Gregory's images are striking. Beaufort haunts the halls of the royal residence, intruding on every conversation, grasping every opportunity to assert herself as the most important woman in the court. She compiles strict rules in an effort to dilute and diminish Elizabeth's importance, to cast aspersions on her character, Henry alternately raging and affectionate, trusting and suspicious. While Elizabeth's cousin Margaret is allowed to serve her queen, Maggie's younger brother, Edward, son of George, Duke of Clarence, is assigned to the tower on a pretense. He is, after all, a York heir. One after another, the rumors persist: "Princes. There are always more princes."

Plots and rebellions are dealt with, pretenders unmasked, until "the boy"--the handsome youth with the manners of a prince who draws a willing army to his cause. Many from Henry's court secretly support him, even Elizabeth Woodville on her deathbed at Bermondsey Abbey. This boy, Henry's "mirror king," undoes the sovereign, exposing him for the frightened man he is. Fate turns again, Henry hopelessly in love with the boy's beautiful wife. Elizabeth watches from the sidelines as once Anne Neville witnessed her husband and his lover. The court is in limbo, Henry unable to free himself from this conundrum, the boy perhaps the only one who can understand a life spent preparing to be king. The resolution is heartbreaking.

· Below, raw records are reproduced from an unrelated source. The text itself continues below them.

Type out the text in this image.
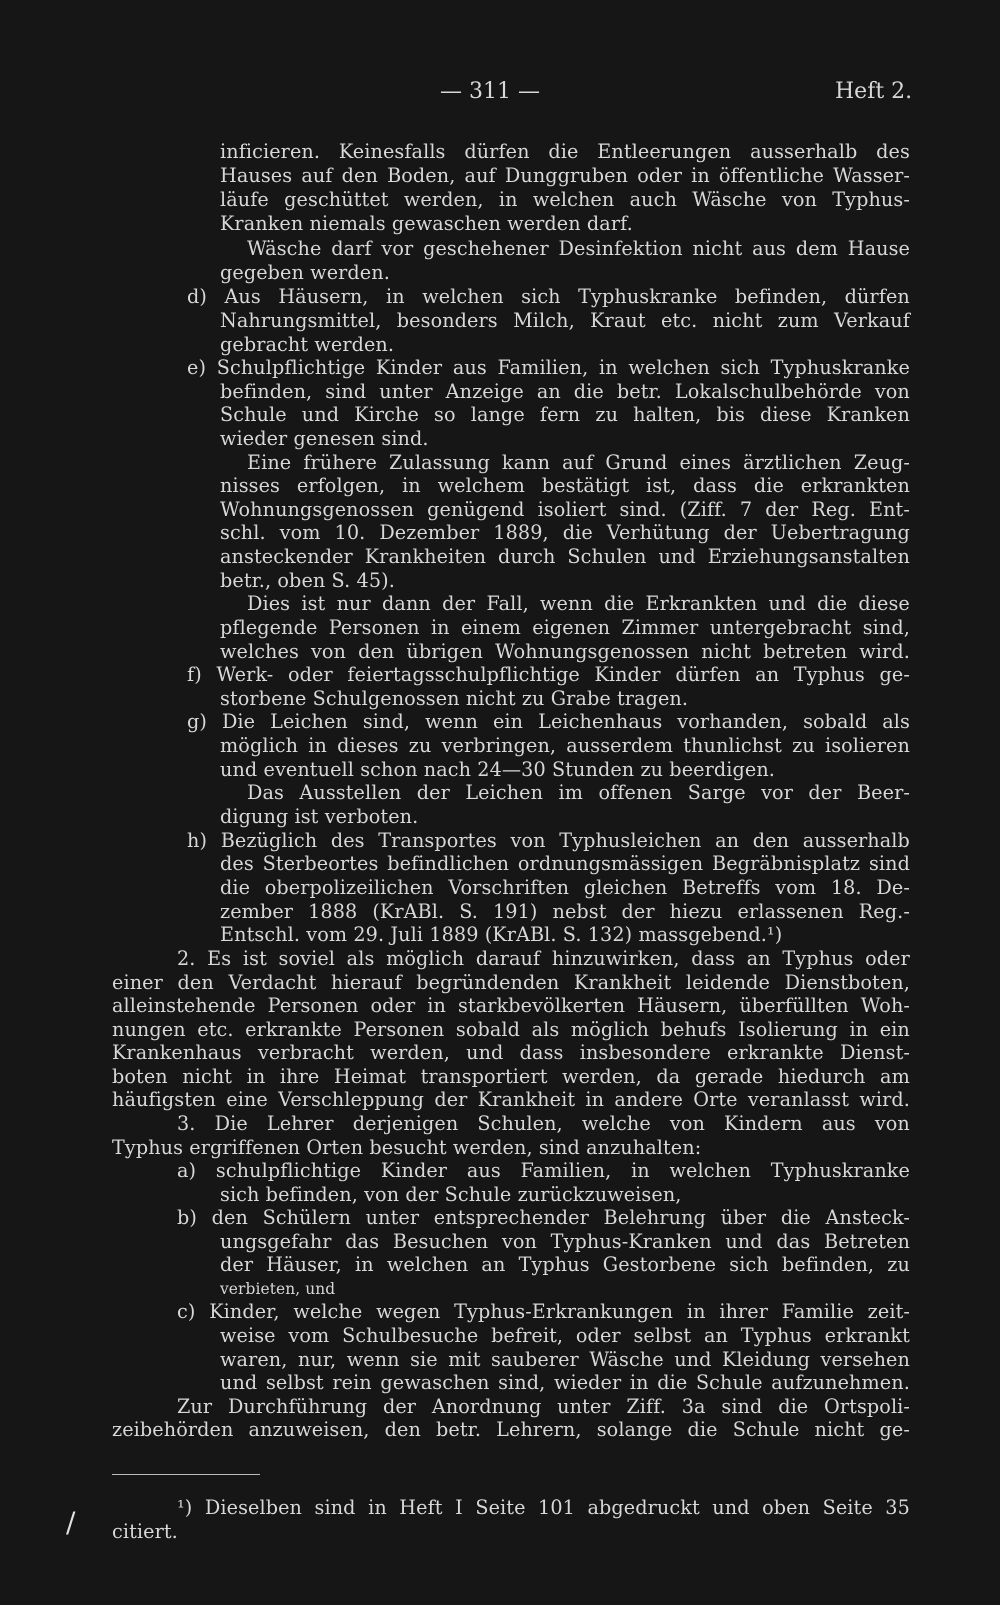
— 311 —	Heft 2.
inficieren. Keinesfalls dürfen die Entleerungen ausserhalb des
Hauses auf den Boden, auf Dunggruben oder in öffentliche Wasser-
läufe geschüttet werden, in welchen auch Wäsche von Typhus-
Kranken niemals gewaschen werden darf.
Wäsche darf vor geschehener Desinfektion nicht aus dem Hause
gegeben werden.
d) Aus Häusern, in welchen sich Typhuskranke befinden, dürfen
Nahrungsmittel, besonders Milch, Kraut etc. nicht zum Verkauf
gebracht werden.
e) Schulpflichtige Kinder aus Familien, in welchen sich Typhuskranke
befinden, sind unter Anzeige an die betr. Lokalschulbehörde von
Schule und Kirche so lange fern zu halten, bis diese Kranken
wieder genesen sind.
Eine frühere Zulassung kann auf Grund eines ärztlichen Zeug-
nisses erfolgen, in welchem bestätigt ist, dass die erkrankten
Wohnungsgenossen genügend isoliert sind. (Ziff. 7 der Reg. Ent-
schl. vom 10. Dezember 1889, die Verhütung der Uebertragung
ansteckender Krankheiten durch Schulen und Erziehungsanstalten
betr., oben S. 45).
Dies ist nur dann der Fall, wenn die Erkrankten und die diese
pflegende Personen in einem eigenen Zimmer untergebracht sind,
welches von den übrigen Wohnungsgenossen nicht betreten wird.
f) Werk- oder feiertagsschulpflichtige Kinder dürfen an Typhus ge-
storbene Schulgenossen nicht zu Grabe tragen.
g) Die Leichen sind, wenn ein Leichenhaus vorhanden, sobald als
möglich in dieses zu verbringen, ausserdem thunlichst zu isolieren
und eventuell schon nach 24—30 Stunden zu beerdigen.
Das Ausstellen der Leichen im offenen Sarge vor der Beer-
digung ist verboten.
h) Bezüglich des Transportes von Typhusleichen an den ausserhalb
des Sterbeortes befindlichen ordnungsmässigen Begräbnisplatz sind
die oberpolizeilichen Vorschriften gleichen Betreffs vom 18. De-
zember 1888 (KrABl. S. 191) nebst der hiezu erlassenen Reg.-
Entschl. vom 29. Juli 1889 (KrABl. S. 132) massgebend.¹)
2. Es ist soviel als möglich darauf hinzuwirken, dass an Typhus oder
einer den Verdacht hierauf begründenden Krankheit leidende Dienstboten,
alleinstehende Personen oder in starkbevölkerten Häusern, überfüllten Woh-
nungen etc. erkrankte Personen sobald als möglich behufs Isolierung in ein
Krankenhaus verbracht werden, und dass insbesondere erkrankte Dienst-
boten nicht in ihre Heimat transportiert werden, da gerade hiedurch am
häufigsten eine Verschleppung der Krankheit in andere Orte veranlasst wird.
3. Die Lehrer derjenigen Schulen, welche von Kindern aus von
Typhus ergriffenen Orten besucht werden, sind anzuhalten:
a) schulpflichtige Kinder aus Familien, in welchen Typhuskranke
sich befinden, von der Schule zurückzuweisen,
b) den Schülern unter entsprechender Belehrung über die Ansteck-
ungsgefahr das Besuchen von Typhus-Kranken und das Betreten
der Häuser, in welchen an Typhus Gestorbene sich befinden, zu
verbieten, und
c) Kinder, welche wegen Typhus-Erkrankungen in ihrer Familie zeit-
weise vom Schulbesuche befreit, oder selbst an Typhus erkrankt
waren, nur, wenn sie mit sauberer Wäsche und Kleidung versehen
und selbst rein gewaschen sind, wieder in die Schule aufzunehmen.
Zur Durchführung der Anordnung unter Ziff. 3a sind die Ortspoli-
zeibehörden anzuweisen, den betr. Lehrern, solange die Schule nicht ge-
¹) Dieselben sind in Heft I Seite 101 abgedruckt und oben Seite 35
citiert.
/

It is the monstrous Beaufort's fatal flaw, after all, not to have realized that her son knew nothing of grace, a boy grown into man crippled by his isolation in exile and never taught the accoutrements of princes. Prostrate before the God who ordains Margaret's greatest desire—the throne for her son—Beaufort has forgotten to teach him about love. Elizabeth's moment of satisfaction is bittersweet and fleeting, boldly declaring to her mother-in-law "What matters is that you have not made your boy the beloved of England." Through Elizabeth's eyes, Henry is not so much an ogre as the shell of a king, without compassion or trust for his fellow man, thrust into power and nearly undone by the beautiful young man with the smile of an angel. All are lost to history now, but the story so avidly spread of a murdering Richard III is showing cracks and fissures, a mystery never to be solved but given a fresh perspective in Gregory's artful melding of fiction and fact.